While it's impossible to completely eradicate the risk of bullying for your children, there are ways to help prevent it. In our society, social media is a way of life and for many families, restricting its use completely isn’t an option, but there are ways to help protect your kids from bullying and online predators. Here are a few tips to help parents prevent cyberbullying:
- Add your kids on social media: By being Facebook friends or following your children on popular apps like Instagram and SnapChat, you can help regulate the content they are putting out in the world. Kids are less likely to put damaging or questionable images and comments online if they are worried their parents may see.
- Use online protection tools: Net Nanny has a number of internet filters and a tool specifically geared toward keeping kids safe from online predators and cyberbullying called Net Nanny Social. This feature gives parents access to their children’s social media accounts so they can monitor conversations and interactions with other kids and make sure bullying or inappropriate behavior is not taking place.
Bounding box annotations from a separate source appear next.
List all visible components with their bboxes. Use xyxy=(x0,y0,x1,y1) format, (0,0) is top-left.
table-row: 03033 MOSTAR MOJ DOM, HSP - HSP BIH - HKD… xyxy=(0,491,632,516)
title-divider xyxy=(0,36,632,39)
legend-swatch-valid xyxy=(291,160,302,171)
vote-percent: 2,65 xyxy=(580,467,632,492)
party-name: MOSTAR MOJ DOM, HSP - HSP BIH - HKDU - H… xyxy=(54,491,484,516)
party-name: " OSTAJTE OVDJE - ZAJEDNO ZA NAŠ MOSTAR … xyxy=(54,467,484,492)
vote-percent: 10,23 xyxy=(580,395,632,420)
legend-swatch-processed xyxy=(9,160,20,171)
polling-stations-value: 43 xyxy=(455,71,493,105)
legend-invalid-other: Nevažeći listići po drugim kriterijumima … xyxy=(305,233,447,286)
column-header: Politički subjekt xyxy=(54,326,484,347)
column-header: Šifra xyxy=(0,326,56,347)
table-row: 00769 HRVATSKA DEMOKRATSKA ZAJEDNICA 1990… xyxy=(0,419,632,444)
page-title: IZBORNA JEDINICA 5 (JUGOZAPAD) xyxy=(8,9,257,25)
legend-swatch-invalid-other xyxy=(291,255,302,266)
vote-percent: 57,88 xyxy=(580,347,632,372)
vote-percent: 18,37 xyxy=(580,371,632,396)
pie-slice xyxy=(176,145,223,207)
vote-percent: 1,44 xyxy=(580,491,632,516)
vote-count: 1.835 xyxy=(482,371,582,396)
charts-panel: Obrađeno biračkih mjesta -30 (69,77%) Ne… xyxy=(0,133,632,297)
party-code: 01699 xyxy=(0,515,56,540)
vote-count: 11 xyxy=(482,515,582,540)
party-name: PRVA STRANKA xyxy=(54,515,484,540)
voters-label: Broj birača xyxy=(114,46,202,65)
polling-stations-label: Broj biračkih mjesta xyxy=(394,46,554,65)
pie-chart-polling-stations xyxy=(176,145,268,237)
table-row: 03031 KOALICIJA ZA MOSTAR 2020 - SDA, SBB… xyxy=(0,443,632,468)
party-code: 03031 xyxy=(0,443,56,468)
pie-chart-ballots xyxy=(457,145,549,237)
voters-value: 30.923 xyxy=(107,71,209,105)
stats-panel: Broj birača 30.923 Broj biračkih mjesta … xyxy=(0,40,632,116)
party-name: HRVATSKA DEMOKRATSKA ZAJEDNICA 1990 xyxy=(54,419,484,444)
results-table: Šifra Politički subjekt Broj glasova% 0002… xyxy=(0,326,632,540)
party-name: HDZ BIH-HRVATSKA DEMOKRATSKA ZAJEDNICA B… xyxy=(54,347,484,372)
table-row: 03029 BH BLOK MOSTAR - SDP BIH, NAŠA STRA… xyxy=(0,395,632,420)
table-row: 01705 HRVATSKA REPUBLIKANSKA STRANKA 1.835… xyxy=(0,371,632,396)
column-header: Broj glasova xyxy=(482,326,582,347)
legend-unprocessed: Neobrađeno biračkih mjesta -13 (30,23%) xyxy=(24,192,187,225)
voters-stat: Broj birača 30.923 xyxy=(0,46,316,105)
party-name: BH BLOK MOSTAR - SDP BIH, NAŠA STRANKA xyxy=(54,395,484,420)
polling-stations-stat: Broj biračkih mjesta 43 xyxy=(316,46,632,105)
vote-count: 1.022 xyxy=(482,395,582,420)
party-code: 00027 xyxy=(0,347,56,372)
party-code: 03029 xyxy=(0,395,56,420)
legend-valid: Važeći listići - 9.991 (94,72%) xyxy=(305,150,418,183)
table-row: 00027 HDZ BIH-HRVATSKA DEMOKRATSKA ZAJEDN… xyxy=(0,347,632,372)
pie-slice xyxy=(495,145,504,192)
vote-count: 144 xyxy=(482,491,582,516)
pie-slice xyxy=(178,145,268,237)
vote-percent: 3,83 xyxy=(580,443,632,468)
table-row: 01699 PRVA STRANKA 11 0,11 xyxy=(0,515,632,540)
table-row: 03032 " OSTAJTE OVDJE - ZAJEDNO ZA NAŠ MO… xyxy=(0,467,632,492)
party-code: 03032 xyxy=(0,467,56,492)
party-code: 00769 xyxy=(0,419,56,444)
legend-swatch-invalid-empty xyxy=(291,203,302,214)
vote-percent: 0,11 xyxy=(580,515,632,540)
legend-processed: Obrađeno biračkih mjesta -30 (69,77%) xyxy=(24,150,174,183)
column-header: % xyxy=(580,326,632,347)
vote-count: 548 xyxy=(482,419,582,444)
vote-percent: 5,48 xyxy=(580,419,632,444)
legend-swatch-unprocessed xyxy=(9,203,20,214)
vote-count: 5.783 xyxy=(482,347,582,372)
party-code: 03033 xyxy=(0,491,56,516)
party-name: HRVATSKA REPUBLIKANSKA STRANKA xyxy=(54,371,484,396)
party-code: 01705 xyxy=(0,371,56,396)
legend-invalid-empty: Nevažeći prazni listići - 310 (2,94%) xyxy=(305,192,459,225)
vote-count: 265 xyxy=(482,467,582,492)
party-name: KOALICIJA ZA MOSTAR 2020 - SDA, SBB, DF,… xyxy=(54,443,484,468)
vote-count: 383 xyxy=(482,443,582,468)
- Keep the computer in a communal space: iPhones and mobile devices make monitoring internet usage more difficult, but parents can help curb cyberbullying but keeping computers in a family space, rather than a bedroom. This makes it easier for parents to monitor online activity and kids are less likely to engage in dangerous online behavior while in the same room as their family members.
- Encourage open communication: Talk to your child about cyberbullying and online safety. Let them know that as soon as they feel they are being bullied or a person they know is the victim or bully, they can talk to you. The best way to avoid increased cyberbullying is by not engaging with the bully. If your child is being bullied online, keep communication open so they feel comfortable telling you and you can then step in to block the bully or guide your child on how to handle the situation.
Cyberbullying is a serious issue in our society and one that is increasing with violent media. The good news is there are tools designed to help parents protect their kids from this kind of abuse. Using internet filters, protection software, and educating ourselves on different forms of online communication, we can work to prevent our kids from becoming victims or engaging in bullying activity. It’s also important to encourage our kids to have healthy alternative hobbies to ingesting violent media. The more time kids spend playing with friends, interacting with family, and disconnecting from social media, the more likely they are to avoid engaging in cyberbullying.